Barangkali, kamu adalah salah satu korban dari waktu dan perasaan. Kamu rela untuk menggadaikan waktumu demi terus-terusan menanti dia yang tak pernah menantimu. Dia yang tak pernah tersingkap hatinya, dan kamu hanya terlalu percaya diri. Sikap cerobohmu membuat dia tidak menyenangimu. Pecicilanmu membuat dia menggeleng-gelengkan kepalanya saat berpapasan denganmu. Aku mengerti bahwa kamu menginginkan dirinya, bahwa kamu mengaguminya dengan segenap perasaanmu. Dan, kamu berharap bahwa dia juga akan sama sepertimu. Namun, nyatanya tidak sama sekali. Kamu yang terlalu ambisius, dia yang terlalu serius. Kamu yang terlalu percaya diri, dia yang terlalu menjauhi. Maka, apakah kamu masih sanggup untuk bertahan di dalam waktu dan perasaan yang diam-diam menyakiti hati?
Ayolah, sesekali pakai otak kananmu. Jeda itu perlu. Kamu butuh ruang, kamu butuh penyekat. Jangan terlalu mengharapkan seseorang yang belum tentu menerimamu. Jangan terlalu percaya diri, cukup seada-adanya saja. Jangan terlalu melampaui ketika berbicara, itu akan membuatmu lebih dibenci oleh seseorang yang kamu kagumi. Cukuplah apa-adanya, jangan terlalu berlebihan.

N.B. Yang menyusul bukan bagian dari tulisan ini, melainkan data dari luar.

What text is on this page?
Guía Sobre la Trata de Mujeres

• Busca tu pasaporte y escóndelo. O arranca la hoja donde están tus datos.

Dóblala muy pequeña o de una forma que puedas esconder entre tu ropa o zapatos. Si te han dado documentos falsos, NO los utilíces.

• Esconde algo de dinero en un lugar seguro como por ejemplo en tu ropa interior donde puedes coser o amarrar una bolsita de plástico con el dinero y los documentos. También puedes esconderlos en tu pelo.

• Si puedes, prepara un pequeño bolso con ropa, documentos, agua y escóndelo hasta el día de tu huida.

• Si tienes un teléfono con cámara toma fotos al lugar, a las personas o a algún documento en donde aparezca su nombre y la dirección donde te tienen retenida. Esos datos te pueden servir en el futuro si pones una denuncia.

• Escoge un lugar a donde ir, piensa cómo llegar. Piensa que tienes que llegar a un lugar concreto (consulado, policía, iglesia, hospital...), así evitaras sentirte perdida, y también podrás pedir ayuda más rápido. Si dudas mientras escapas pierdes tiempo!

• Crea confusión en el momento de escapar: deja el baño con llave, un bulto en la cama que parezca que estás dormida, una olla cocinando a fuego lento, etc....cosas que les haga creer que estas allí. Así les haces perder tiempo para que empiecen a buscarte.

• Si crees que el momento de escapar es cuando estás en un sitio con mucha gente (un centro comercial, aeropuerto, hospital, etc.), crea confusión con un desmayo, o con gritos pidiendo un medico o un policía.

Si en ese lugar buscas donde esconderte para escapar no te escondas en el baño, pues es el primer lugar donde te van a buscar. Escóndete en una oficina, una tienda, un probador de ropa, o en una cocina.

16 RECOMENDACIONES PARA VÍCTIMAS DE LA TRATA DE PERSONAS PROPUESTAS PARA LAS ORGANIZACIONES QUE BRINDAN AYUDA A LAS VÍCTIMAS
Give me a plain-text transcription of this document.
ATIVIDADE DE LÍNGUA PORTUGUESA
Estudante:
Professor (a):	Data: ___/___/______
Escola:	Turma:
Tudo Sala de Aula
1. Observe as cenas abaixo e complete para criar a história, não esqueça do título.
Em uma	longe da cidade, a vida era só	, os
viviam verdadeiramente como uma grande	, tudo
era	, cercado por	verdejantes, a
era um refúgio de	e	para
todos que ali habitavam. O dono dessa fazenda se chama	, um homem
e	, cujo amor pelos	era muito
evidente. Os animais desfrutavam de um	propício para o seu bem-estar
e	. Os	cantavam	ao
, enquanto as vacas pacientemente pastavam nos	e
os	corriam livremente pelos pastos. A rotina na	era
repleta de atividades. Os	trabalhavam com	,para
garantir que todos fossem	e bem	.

Jika lelah dalam memerjuangkannya, jeda adalah solusi terbaik untuk memulihkan perasaan. Jika menyerah adalah jalan keluarnya, maka bangkit adalah jawaban terbaik atas segalanya. Bukankah hidup adalah pilihan? Mengapa tidak kamu pilih yang benar saja? Jika pada kenyataannya obsesi membuat gila. Jika pada dasarnya kamu hanya penasaran saja. Mengapa harus patah hati? Itulah kamu, korban perasaan yang tak pernah bertemu penghuni hati sejati. Maka, jeda adalah hal yang paling baik di antara menyerah. Menjedalah, luapkan seluruh kekecewaan yang tak terarah. Menjedalah, pastikan kamu bisa mengakhiri apa yang sudah kamu mulai. Satu hal lagi, berlapang dadalah. Luaskan seluas-luasnya hatimu. Biarlah dia dimiliki seseorang, biarlah dia terluipakan di dalam ingatanmu. Cukup bagimu berbahagia sendiri saja dulu, hari esok dan seterusnya berdua bersamaku.